Find remainder when $ 2x^{3}+6x^{2}+2x-8 $ is divided by $ x-3 $.
Answer
The synthetic division table is:
$$ \begin{array}{c|rrrr}3&2&6&2&-8\\& & 6& 36& \color{black}{114} \\ \hline &\color{blue}{2}&\color{blue}{12}&\color{blue}{38}&\color{orangered}{106} \end{array} $$The remainder when $ 2x^{3}+6x^{2}+2x-8 $ is divided by $ x-3 $ is $ \, \color{red}{ 106 } $.
Explanation
We can find remainder using synthetic division method.
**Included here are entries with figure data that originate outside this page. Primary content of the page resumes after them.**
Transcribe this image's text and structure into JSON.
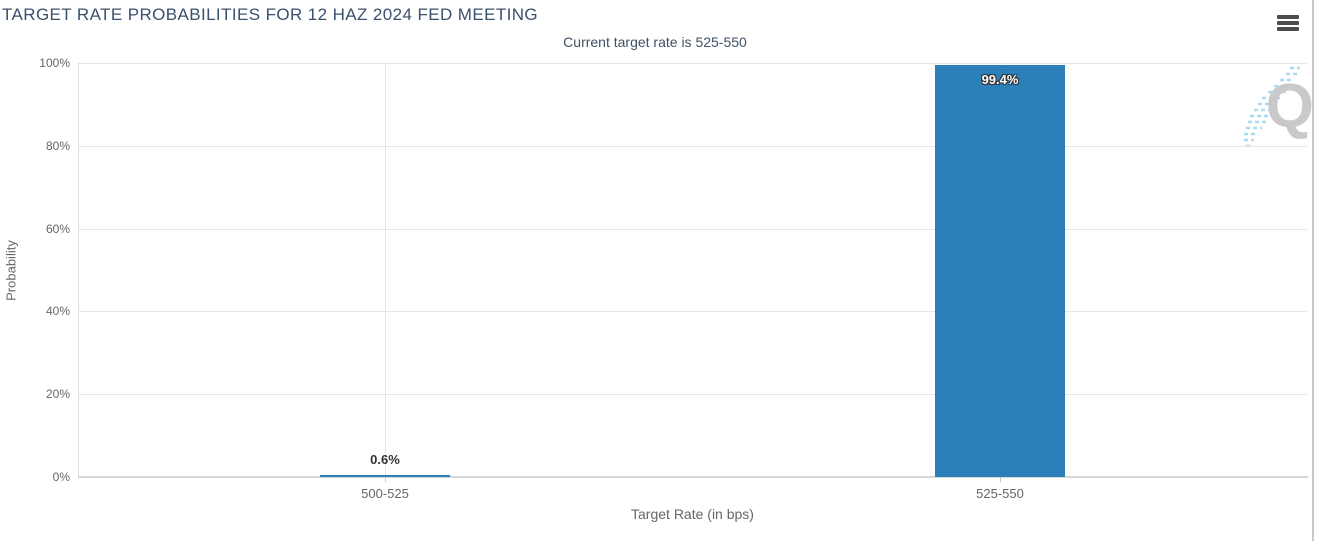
{
  "header": {
    "title": "TARGET RATE PROBABILITIES FOR 12 HAZ 2024 FED MEETING",
    "subtitle": "Current target rate is 525-550"
  },
  "toolbar": {
    "menu_icon": "hamburger-menu-icon"
  },
  "watermark": {
    "letter": "Q"
  },
  "colors": {
    "bar": "#2b80b9",
    "title_text": "#3b506b",
    "axis_text": "#666666",
    "gridline": "#e6e6e6",
    "watermark_gray": "#c9c9c9",
    "watermark_cyan": "#a8dcf0"
  },
  "chart_data": {
    "type": "bar",
    "title": "TARGET RATE PROBABILITIES FOR 12 HAZ 2024 FED MEETING",
    "subtitle": "Current target rate is 525-550",
    "categories": [
      "500-525",
      "525-550"
    ],
    "values": [
      0.6,
      99.4
    ],
    "value_labels": [
      "0.6%",
      "99.4%"
    ],
    "xlabel": "Target Rate (in bps)",
    "ylabel": "Probability",
    "ylim": [
      0,
      100
    ],
    "ytick_values": [
      0,
      20,
      40,
      60,
      80,
      100
    ],
    "ytick_labels": [
      "0%",
      "20%",
      "40%",
      "60%",
      "80%",
      "100%"
    ],
    "grid": true,
    "legend_position": "none",
    "bar_color": "#2b80b9"
  }
}
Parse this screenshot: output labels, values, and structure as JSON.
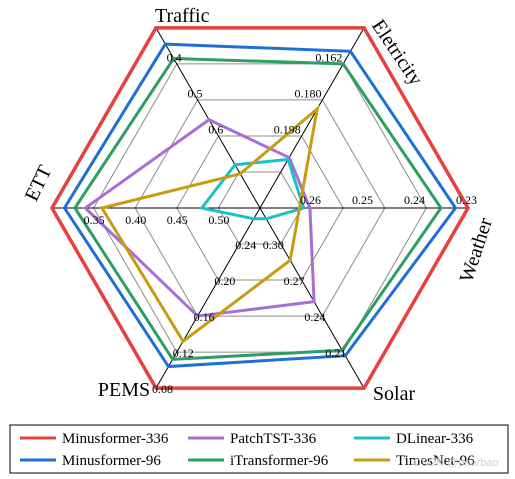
{
  "chart_data": {
    "type": "radar",
    "axes": [
      {
        "name": "Traffic",
        "ticks": [
          "0.4",
          "0.5",
          "0.6"
        ]
      },
      {
        "name": "Eletricity",
        "ticks": [
          "0.162",
          "0.180",
          "0.198"
        ]
      },
      {
        "name": "Weather",
        "ticks": [
          "0.23",
          "0.24",
          "0.25",
          "0.26"
        ]
      },
      {
        "name": "Solar",
        "ticks": [
          "0.21",
          "0.24",
          "0.27",
          "0.30"
        ]
      },
      {
        "name": "PEMS",
        "ticks": [
          "0.08",
          "0.12",
          "0.16",
          "0.20",
          "0.24"
        ]
      },
      {
        "name": "ETT",
        "ticks": [
          "0.35",
          "0.40",
          "0.45",
          "0.50"
        ]
      }
    ],
    "axis_order": [
      "Traffic",
      "Eletricity",
      "Weather",
      "Solar",
      "PEMS",
      "ETT"
    ],
    "note_scale": "fraction of radius from center (1.0 = outer ring)",
    "series": [
      {
        "name": "Minusformer-336",
        "color": "#e8413d",
        "values": [
          1.0,
          1.0,
          1.0,
          1.0,
          1.0,
          1.0
        ]
      },
      {
        "name": "Minusformer-96",
        "color": "#1f6fd6",
        "values": [
          0.91,
          0.87,
          0.94,
          0.82,
          0.88,
          0.94
        ]
      },
      {
        "name": "iTransformer-96",
        "color": "#2e9e62",
        "values": [
          0.83,
          0.8,
          0.87,
          0.79,
          0.84,
          0.89
        ]
      },
      {
        "name": "PatchTST-336",
        "color": "#a86ed7",
        "values": [
          0.49,
          0.28,
          0.24,
          0.52,
          0.6,
          0.84
        ]
      },
      {
        "name": "DLinear-336",
        "color": "#19c3c3",
        "values": [
          0.24,
          0.27,
          0.21,
          0.06,
          0.06,
          0.28
        ]
      },
      {
        "name": "TimesNet-96",
        "color": "#c89b12",
        "values": [
          0.19,
          0.55,
          0.19,
          0.29,
          0.74,
          0.76
        ]
      }
    ]
  },
  "legend": {
    "placement": "bottom",
    "items": [
      {
        "label": "Minusformer-336",
        "color": "#e8413d"
      },
      {
        "label": "PatchTST-336",
        "color": "#a86ed7"
      },
      {
        "label": "DLinear-336",
        "color": "#19c3c3"
      },
      {
        "label": "Minusformer-96",
        "color": "#1f6fd6"
      },
      {
        "label": "iTransformer-96",
        "color": "#2e9e62"
      },
      {
        "label": "TimesNet-96",
        "color": "#c89b12"
      }
    ]
  },
  "watermark": "CSDN @pearbao"
}
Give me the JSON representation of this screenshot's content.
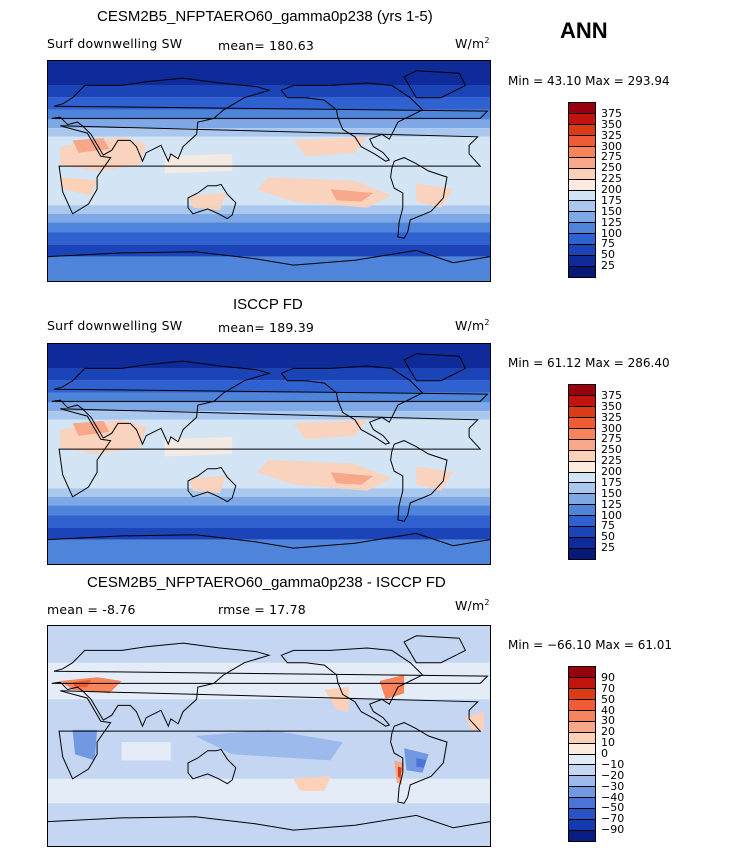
{
  "season": "ANN",
  "panels": [
    {
      "title": "CESM2B5_NFPTAERO60_gamma0p238 (yrs 1-5)",
      "variable": "Surf downwelling SW",
      "stat1": "mean=  180.63",
      "stat2": "",
      "units": "W/m",
      "units_exp": "2",
      "minmax": "Min =   43.10 Max = 293.94",
      "colorbar": {
        "labels": [
          "375",
          "350",
          "325",
          "300",
          "275",
          "250",
          "225",
          "200",
          "175",
          "150",
          "125",
          "100",
          "75",
          "50",
          "25"
        ],
        "colors": [
          "#99000d",
          "#c0140e",
          "#dc3b18",
          "#ef5b35",
          "#f7845a",
          "#f8a88a",
          "#fdd0b8",
          "#fdebe0",
          "#d3e4f5",
          "#aac8ee",
          "#7fa8e6",
          "#4f84db",
          "#2f62d0",
          "#1a44b8",
          "#0f2b9a",
          "#061878"
        ]
      },
      "style": "abs"
    },
    {
      "title": "ISCCP FD",
      "variable": "Surf downwelling SW",
      "stat1": "mean=  189.39",
      "stat2": "",
      "units": "W/m",
      "units_exp": "2",
      "minmax": "Min =  61.12 Max = 286.40",
      "colorbar": {
        "labels": [
          "375",
          "350",
          "325",
          "300",
          "275",
          "250",
          "225",
          "200",
          "175",
          "150",
          "125",
          "100",
          "75",
          "50",
          "25"
        ],
        "colors": [
          "#99000d",
          "#c0140e",
          "#dc3b18",
          "#ef5b35",
          "#f7845a",
          "#f8a88a",
          "#fdd0b8",
          "#fdebe0",
          "#d3e4f5",
          "#aac8ee",
          "#7fa8e6",
          "#4f84db",
          "#2f62d0",
          "#1a44b8",
          "#0f2b9a",
          "#061878"
        ]
      },
      "style": "abs"
    },
    {
      "title": "CESM2B5_NFPTAERO60_gamma0p238 - ISCCP FD",
      "variable": "",
      "stat1": "mean =   -8.76",
      "stat2": "rmse =   17.78",
      "units": "W/m",
      "units_exp": "2",
      "minmax": "Min = −66.10 Max =  61.01",
      "colorbar": {
        "labels": [
          "90",
          "70",
          "50",
          "40",
          "30",
          "20",
          "10",
          "0",
          "−10",
          "−20",
          "−30",
          "−40",
          "−50",
          "−70",
          "−90"
        ],
        "colors": [
          "#99000d",
          "#c0140e",
          "#dc3b18",
          "#ef5b35",
          "#f7845a",
          "#f8a88a",
          "#fdd0b8",
          "#fdebe0",
          "#e4ecf8",
          "#c4d6f2",
          "#9cbbec",
          "#7099e2",
          "#4a74d8",
          "#2a52c6",
          "#143ab0",
          "#081d80"
        ]
      },
      "style": "diff"
    }
  ]
}
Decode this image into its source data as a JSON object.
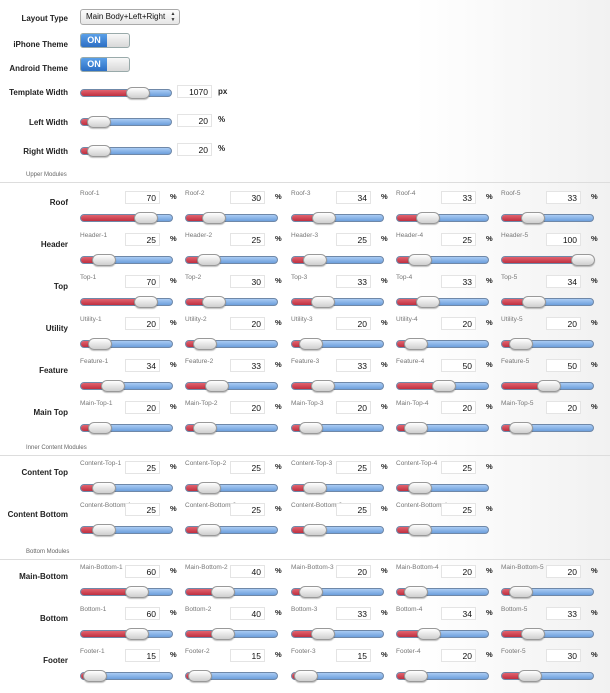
{
  "top_settings": {
    "layout_type": {
      "label": "Layout Type",
      "value": "Main Body+Left+Right"
    },
    "iphone_theme": {
      "label": "iPhone Theme",
      "value": "ON"
    },
    "android_theme": {
      "label": "Android Theme",
      "value": "ON"
    },
    "template_width": {
      "label": "Template Width",
      "value": "1070",
      "unit": "px",
      "level": 0.62
    },
    "left_width": {
      "label": "Left Width",
      "value": "20",
      "unit": "%",
      "level": 0.2
    },
    "right_width": {
      "label": "Right Width",
      "value": "20",
      "unit": "%",
      "level": 0.2
    }
  },
  "sections": [
    {
      "title": "Upper Modules",
      "rows": [
        {
          "label": "Roof",
          "cells": [
            {
              "name": "Roof-1",
              "value": 70
            },
            {
              "name": "Roof-2",
              "value": 30
            },
            {
              "name": "Roof-3",
              "value": 34
            },
            {
              "name": "Roof-4",
              "value": 33
            },
            {
              "name": "Roof-5",
              "value": 33
            }
          ]
        },
        {
          "label": "Header",
          "cells": [
            {
              "name": "Header-1",
              "value": 25
            },
            {
              "name": "Header-2",
              "value": 25
            },
            {
              "name": "Header-3",
              "value": 25
            },
            {
              "name": "Header-4",
              "value": 25
            },
            {
              "name": "Header-5",
              "value": 100
            }
          ]
        },
        {
          "label": "Top",
          "cells": [
            {
              "name": "Top-1",
              "value": 70
            },
            {
              "name": "Top-2",
              "value": 30
            },
            {
              "name": "Top-3",
              "value": 33
            },
            {
              "name": "Top-4",
              "value": 33
            },
            {
              "name": "Top-5",
              "value": 34
            }
          ]
        },
        {
          "label": "Utility",
          "cells": [
            {
              "name": "Utility-1",
              "value": 20
            },
            {
              "name": "Utility-2",
              "value": 20
            },
            {
              "name": "Utility-3",
              "value": 20
            },
            {
              "name": "Utility-4",
              "value": 20
            },
            {
              "name": "Utility-5",
              "value": 20
            }
          ]
        },
        {
          "label": "Feature",
          "cells": [
            {
              "name": "Feature-1",
              "value": 34
            },
            {
              "name": "Feature-2",
              "value": 33
            },
            {
              "name": "Feature-3",
              "value": 33
            },
            {
              "name": "Feature-4",
              "value": 50
            },
            {
              "name": "Feature-5",
              "value": 50
            }
          ]
        },
        {
          "label": "Main Top",
          "cells": [
            {
              "name": "Main-Top-1",
              "value": 20
            },
            {
              "name": "Main-Top-2",
              "value": 20
            },
            {
              "name": "Main-Top-3",
              "value": 20
            },
            {
              "name": "Main-Top-4",
              "value": 20
            },
            {
              "name": "Main-Top-5",
              "value": 20
            }
          ]
        }
      ]
    },
    {
      "title": "Inner Content Modules",
      "rows": [
        {
          "label": "Content Top",
          "cells": [
            {
              "name": "Content-Top-1",
              "value": 25
            },
            {
              "name": "Content-Top-2",
              "value": 25
            },
            {
              "name": "Content-Top-3",
              "value": 25
            },
            {
              "name": "Content-Top-4",
              "value": 25
            }
          ]
        },
        {
          "label": "Content Bottom",
          "cells": [
            {
              "name": "Content-Bottom-1",
              "value": 25
            },
            {
              "name": "Content-Bottom-2",
              "value": 25
            },
            {
              "name": "Content-Bottom-3",
              "value": 25
            },
            {
              "name": "Content-Bottom-4",
              "value": 25
            }
          ]
        }
      ]
    },
    {
      "title": "Bottom Modules",
      "rows": [
        {
          "label": "Main-Bottom",
          "cells": [
            {
              "name": "Main-Bottom-1",
              "value": 60
            },
            {
              "name": "Main-Bottom-2",
              "value": 40
            },
            {
              "name": "Main-Bottom-3",
              "value": 20
            },
            {
              "name": "Main-Bottom-4",
              "value": 20
            },
            {
              "name": "Main-Bottom-5",
              "value": 20
            }
          ]
        },
        {
          "label": "Bottom",
          "cells": [
            {
              "name": "Bottom-1",
              "value": 60
            },
            {
              "name": "Bottom-2",
              "value": 40
            },
            {
              "name": "Bottom-3",
              "value": 33
            },
            {
              "name": "Bottom-4",
              "value": 34
            },
            {
              "name": "Bottom-5",
              "value": 33
            }
          ]
        },
        {
          "label": "Footer",
          "cells": [
            {
              "name": "Footer-1",
              "value": 15
            },
            {
              "name": "Footer-2",
              "value": 15
            },
            {
              "name": "Footer-3",
              "value": 15
            },
            {
              "name": "Footer-4",
              "value": 20
            },
            {
              "name": "Footer-5",
              "value": 30
            }
          ]
        }
      ]
    }
  ],
  "unit_symbol": "%",
  "colors": {
    "slider_fill": "#c93a48",
    "slider_track": "#7fb0ea",
    "toggle_on": "#2c6fc4"
  }
}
Step 1 : Write down the coefficients of the dividend into division table. Put the zero from $ x -3 = 0 $ ( $ x = \color{blue}{ 3 } $ ) at the left.
$$ \begin{array}{c|rrrr}\color{blue}{3}&2&6&2&-8\\& & & & \\ \hline &&&& \end{array} $$Step 1 : Bring down the leading coefficient to the bottom row.
$$ \begin{array}{c|rrrr}3&\color{orangered}{ 2 }&6&2&-8\\& & & & \\ \hline &\color{orangered}{2}&&& \end{array} $$Step 2 : Multiply by the number on the left, and carry the result into the next column: $ \color{blue}{ 3 } \cdot \color{blue}{ 2 } = \color{blue}{ 6 } $.
$$ \begin{array}{c|rrrr}\color{blue}{3}&2&6&2&-8\\& & \color{blue}{6} & & \\ \hline &\color{blue}{2}&&& \end{array} $$Step 3 : Add down last column: $ \color{orangered}{ 6 } + \color{orangered}{ 6 } = \color{orangered}{ 12 } $
$$ \begin{array}{c|rrrr}3&2&\color{orangered}{ 6 }&2&-8\\& & \color{orangered}{6} & & \\ \hline &2&\color{orangered}{12}&& \end{array} $$Step 4 : Multiply by the number on the left, and carry the result into the next column: $ \color{blue}{ 3 } \cdot \color{blue}{ 12 } = \color{blue}{ 36 } $.
$$ \begin{array}{c|rrrr}\color{blue}{3}&2&6&2&-8\\& & 6& \color{blue}{36} & \\ \hline &2&\color{blue}{12}&& \end{array} $$Step 5 : Add down last column: $ \color{orangered}{ 2 } + \color{orangered}{ 36 } = \color{orangered}{ 38 } $
$$ \begin{array}{c|rrrr}3&2&6&\color{orangered}{ 2 }&-8\\& & 6& \color{orangered}{36} & \\ \hline &2&12&\color{orangered}{38}& \end{array} $$Step 6 : Multiply by the number on the left, and carry the result into the next column: $ \color{blue}{ 3 } \cdot \color{blue}{ 38 } = \color{blue}{ 114 } $.
$$ \begin{array}{c|rrrr}\color{blue}{3}&2&6&2&-8\\& & 6& 36& \color{blue}{114} \\ \hline &2&12&\color{blue}{38}& \end{array} $$Step 7 : Add down last column: $ \color{orangered}{ -8 } + \color{orangered}{ 114 } = \color{orangered}{ 106 } $
$$ \begin{array}{c|rrrr}3&2&6&2&\color{orangered}{ -8 }\\& & 6& 36& \color{orangered}{114} \\ \hline &\color{blue}{2}&\color{blue}{12}&\color{blue}{38}&\color{orangered}{106} \end{array} $$Remainder is the last entry in the bottom row $ \left(\color{red}{ 106 }\right) $.